Jamaica extends curve, saves on interest payments with new tap
By Davide Scigliuzzo
NEW YORK, Aug 12 (IFR) - Jamaica's successful US$743m tap of existing bonds Thursday funded a liability management exercise that substantially pushed out the average maturity of the sovereign's debt and reduced interest payments, said bankers.
The reopening of existing 8% 2039s, which priced on Thursday at a cash price of 114.082 and a yield of 6.75%, funds a bond buyback that was announced this week.
The Caribbean nation, rated Caa2/B/B, has agreed to buy back around US$785m in principal of its 10.625% 2017s and 8% 2019s, according to results of a tender offer announced on Friday.
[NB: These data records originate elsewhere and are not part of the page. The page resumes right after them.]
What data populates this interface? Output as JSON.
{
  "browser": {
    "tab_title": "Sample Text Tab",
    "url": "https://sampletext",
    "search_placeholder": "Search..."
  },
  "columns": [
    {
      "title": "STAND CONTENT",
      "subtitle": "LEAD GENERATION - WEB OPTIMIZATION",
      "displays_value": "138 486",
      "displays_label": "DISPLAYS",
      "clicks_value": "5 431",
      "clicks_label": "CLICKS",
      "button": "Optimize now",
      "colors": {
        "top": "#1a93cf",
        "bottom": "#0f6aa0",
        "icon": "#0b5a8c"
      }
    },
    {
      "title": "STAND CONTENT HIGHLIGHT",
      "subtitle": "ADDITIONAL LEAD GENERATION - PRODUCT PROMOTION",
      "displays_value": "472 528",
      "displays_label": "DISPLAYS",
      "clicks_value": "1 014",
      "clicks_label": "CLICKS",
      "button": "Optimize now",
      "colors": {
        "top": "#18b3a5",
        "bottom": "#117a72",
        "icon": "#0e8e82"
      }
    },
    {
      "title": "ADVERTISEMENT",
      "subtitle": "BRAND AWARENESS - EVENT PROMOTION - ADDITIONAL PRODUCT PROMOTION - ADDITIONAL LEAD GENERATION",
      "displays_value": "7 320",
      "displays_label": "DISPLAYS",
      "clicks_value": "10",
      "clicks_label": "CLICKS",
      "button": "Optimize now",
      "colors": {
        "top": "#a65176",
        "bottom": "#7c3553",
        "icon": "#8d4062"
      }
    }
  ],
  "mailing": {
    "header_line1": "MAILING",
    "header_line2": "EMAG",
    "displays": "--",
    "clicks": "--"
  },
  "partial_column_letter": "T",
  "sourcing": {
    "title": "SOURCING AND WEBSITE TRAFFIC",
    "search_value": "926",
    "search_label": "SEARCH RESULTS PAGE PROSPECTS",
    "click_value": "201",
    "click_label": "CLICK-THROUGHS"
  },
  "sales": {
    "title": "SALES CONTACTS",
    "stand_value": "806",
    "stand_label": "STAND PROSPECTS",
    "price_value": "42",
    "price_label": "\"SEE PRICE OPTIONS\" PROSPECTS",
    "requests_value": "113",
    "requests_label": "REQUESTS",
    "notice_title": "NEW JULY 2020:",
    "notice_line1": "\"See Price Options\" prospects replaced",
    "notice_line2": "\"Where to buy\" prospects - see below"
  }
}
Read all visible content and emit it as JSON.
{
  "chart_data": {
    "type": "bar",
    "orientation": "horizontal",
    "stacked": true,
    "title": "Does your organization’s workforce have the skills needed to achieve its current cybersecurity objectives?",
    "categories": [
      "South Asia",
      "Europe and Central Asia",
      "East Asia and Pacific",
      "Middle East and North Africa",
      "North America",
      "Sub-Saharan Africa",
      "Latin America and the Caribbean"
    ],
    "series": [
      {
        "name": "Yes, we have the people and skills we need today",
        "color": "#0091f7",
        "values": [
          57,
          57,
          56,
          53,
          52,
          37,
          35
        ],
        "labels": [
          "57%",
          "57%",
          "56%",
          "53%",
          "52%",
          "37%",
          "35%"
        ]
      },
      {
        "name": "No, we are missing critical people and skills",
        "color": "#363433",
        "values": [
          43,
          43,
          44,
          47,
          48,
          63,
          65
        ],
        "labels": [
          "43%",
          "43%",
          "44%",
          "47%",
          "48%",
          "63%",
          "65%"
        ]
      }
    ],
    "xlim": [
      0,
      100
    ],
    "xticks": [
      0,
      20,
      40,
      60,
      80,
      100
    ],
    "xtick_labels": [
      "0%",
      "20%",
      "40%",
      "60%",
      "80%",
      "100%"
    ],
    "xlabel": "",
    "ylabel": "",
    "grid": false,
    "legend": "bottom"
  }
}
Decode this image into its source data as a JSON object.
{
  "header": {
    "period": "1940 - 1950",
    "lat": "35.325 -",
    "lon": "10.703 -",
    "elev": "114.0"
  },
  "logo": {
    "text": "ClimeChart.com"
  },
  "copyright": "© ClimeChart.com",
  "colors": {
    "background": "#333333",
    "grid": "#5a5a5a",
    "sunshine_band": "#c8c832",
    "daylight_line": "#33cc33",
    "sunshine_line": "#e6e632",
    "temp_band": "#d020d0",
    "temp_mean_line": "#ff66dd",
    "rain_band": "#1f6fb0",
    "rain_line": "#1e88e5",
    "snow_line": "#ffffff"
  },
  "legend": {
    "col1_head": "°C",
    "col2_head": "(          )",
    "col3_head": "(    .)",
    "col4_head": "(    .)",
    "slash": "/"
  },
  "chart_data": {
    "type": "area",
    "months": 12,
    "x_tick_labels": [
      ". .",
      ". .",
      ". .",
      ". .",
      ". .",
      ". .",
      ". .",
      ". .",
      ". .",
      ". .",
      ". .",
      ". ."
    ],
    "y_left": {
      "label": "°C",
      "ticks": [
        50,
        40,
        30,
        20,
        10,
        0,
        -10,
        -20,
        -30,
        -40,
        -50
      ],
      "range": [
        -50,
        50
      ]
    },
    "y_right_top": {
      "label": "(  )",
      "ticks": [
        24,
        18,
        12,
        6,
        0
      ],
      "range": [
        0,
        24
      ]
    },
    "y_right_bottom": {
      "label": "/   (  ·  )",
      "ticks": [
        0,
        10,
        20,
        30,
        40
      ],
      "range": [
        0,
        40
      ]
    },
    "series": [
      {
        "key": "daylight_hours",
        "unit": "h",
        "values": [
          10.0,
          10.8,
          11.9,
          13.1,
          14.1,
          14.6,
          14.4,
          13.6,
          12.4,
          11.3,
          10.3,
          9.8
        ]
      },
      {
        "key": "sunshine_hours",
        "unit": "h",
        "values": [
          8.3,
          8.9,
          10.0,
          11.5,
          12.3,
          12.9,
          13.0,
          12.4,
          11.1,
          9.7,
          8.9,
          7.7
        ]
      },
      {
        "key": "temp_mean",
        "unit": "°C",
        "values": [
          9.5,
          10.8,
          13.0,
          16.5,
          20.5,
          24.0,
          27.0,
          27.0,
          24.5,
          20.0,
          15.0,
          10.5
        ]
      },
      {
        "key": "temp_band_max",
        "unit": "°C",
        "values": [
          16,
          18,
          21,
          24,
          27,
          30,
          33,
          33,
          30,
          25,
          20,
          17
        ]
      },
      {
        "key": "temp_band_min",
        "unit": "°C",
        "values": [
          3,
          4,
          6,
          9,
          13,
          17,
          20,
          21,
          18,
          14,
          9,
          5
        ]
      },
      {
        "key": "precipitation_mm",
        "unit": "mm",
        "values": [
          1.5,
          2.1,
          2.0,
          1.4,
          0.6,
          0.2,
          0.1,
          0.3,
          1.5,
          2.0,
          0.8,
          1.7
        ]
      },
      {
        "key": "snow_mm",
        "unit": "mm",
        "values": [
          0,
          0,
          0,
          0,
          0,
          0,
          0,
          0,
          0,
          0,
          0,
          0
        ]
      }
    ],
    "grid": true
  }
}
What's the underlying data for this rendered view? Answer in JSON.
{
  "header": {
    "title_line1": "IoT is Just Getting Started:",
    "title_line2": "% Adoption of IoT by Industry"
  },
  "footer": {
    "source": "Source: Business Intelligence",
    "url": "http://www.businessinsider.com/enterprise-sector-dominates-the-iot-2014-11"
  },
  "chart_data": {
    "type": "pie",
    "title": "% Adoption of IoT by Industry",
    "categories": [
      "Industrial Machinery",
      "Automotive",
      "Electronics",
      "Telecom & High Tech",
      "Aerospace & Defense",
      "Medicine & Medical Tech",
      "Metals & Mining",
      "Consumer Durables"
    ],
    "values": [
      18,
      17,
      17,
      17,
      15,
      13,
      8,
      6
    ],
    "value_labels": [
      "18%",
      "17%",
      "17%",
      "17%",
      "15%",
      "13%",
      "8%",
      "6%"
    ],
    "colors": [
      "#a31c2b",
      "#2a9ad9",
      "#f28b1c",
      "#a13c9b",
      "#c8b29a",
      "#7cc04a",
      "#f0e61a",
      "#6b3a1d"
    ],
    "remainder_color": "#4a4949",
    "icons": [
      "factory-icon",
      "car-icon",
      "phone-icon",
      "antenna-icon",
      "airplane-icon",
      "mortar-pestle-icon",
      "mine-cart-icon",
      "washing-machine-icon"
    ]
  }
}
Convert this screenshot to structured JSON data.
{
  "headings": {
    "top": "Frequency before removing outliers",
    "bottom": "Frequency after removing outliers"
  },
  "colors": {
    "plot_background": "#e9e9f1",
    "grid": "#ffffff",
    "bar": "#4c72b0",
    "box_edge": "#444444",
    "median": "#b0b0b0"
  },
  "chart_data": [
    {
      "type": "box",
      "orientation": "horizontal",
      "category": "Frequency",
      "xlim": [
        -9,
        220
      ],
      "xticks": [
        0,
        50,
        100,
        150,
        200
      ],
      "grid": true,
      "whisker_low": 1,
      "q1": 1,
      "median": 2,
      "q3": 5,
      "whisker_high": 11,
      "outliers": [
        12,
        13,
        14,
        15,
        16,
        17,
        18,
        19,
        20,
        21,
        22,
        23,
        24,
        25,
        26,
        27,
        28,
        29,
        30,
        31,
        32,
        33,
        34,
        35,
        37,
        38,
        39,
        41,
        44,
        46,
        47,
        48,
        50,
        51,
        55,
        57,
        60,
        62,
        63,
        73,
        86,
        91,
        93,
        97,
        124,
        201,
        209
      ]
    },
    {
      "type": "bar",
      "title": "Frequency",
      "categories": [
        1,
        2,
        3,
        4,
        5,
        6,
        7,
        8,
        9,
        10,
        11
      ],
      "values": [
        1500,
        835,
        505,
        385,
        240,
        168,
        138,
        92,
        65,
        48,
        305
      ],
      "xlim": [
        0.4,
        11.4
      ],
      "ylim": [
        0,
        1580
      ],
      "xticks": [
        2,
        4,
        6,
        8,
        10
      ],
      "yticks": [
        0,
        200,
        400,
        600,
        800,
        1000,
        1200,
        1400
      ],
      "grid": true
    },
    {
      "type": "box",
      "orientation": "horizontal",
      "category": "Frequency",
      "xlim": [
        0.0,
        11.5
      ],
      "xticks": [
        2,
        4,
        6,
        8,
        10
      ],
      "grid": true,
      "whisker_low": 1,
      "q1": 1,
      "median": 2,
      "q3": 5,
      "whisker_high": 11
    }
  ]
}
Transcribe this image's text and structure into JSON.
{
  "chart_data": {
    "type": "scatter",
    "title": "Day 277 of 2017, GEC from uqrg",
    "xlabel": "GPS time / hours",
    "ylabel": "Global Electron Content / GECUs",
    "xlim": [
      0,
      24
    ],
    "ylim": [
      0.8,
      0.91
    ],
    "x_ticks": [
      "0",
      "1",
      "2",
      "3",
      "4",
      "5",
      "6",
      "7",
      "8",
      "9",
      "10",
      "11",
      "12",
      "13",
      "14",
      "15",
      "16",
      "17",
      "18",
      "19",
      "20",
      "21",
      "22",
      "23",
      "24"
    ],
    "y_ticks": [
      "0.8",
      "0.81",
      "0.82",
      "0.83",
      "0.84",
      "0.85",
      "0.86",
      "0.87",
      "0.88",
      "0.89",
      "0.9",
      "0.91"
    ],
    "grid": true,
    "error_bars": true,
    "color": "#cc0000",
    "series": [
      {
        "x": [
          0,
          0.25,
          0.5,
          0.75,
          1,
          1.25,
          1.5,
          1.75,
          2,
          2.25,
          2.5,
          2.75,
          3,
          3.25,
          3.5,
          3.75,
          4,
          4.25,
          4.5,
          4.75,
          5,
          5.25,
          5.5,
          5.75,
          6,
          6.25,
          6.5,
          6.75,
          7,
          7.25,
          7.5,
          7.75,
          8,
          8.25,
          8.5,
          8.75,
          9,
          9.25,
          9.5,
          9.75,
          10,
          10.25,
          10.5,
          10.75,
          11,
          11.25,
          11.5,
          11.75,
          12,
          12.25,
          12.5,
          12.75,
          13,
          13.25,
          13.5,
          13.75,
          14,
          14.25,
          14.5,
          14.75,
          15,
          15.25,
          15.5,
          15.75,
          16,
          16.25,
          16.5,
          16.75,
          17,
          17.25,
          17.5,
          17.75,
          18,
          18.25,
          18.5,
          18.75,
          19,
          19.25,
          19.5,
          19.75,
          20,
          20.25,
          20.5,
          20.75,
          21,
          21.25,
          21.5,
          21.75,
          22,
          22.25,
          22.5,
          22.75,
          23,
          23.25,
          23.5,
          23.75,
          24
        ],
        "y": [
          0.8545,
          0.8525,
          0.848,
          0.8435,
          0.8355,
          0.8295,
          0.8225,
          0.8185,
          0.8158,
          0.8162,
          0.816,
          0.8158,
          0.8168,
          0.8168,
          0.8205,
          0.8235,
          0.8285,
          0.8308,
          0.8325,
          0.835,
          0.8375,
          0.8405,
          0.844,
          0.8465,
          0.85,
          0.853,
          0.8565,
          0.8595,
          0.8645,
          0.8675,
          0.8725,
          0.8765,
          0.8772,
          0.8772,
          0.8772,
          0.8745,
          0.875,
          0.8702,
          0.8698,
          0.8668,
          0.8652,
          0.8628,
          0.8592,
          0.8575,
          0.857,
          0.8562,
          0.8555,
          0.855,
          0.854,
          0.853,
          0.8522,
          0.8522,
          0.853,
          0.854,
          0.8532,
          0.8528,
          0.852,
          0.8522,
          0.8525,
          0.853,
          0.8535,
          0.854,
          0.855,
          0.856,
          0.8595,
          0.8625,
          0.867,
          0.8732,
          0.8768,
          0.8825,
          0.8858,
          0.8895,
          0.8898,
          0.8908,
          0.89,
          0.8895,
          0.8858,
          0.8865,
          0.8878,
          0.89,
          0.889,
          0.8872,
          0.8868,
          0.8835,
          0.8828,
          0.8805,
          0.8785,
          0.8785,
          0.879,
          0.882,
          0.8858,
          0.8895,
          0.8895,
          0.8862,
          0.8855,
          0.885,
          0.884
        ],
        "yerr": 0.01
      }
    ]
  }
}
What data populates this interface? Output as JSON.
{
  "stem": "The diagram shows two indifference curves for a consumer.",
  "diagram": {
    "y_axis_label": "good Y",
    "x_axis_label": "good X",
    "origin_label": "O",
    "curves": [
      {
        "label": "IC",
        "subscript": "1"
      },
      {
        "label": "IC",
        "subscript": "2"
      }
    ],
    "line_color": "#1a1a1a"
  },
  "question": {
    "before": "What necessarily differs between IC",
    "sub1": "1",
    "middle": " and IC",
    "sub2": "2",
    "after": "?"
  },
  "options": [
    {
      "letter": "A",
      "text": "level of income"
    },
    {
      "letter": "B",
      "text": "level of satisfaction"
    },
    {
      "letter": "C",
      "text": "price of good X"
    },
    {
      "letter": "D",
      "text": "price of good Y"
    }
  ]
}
The cash price of the reopened bonds is well above the prices paid to buy back the 2017s and 2019s - 108.00 and 110.50 respectively.
This would lead to an estimated US$42m reduction in the total debt stock of the sovereign, a source close to the deal said.
"It is quite prudent of the government to take advantage of global interest rates to take out (expensive) debt," said Sean Newman, a senior portfolio manager at Invesco.
"They have been able to stick to their primary surplus target and they certainly can be commended for fiscal prudence in managing public sector accounts and getting debt to GDP on downward trajectory."
Of the US$743m reopening, some US$364m came from new investors, while the remaining came from holders of the 2017s and 2019s switching into the longer maturity, the source said.
The deal will bring the total outstanding on the 2039s to around US$1.2bn. The bonds were spotted trading at 115.55 - 116.15 on Friday morning.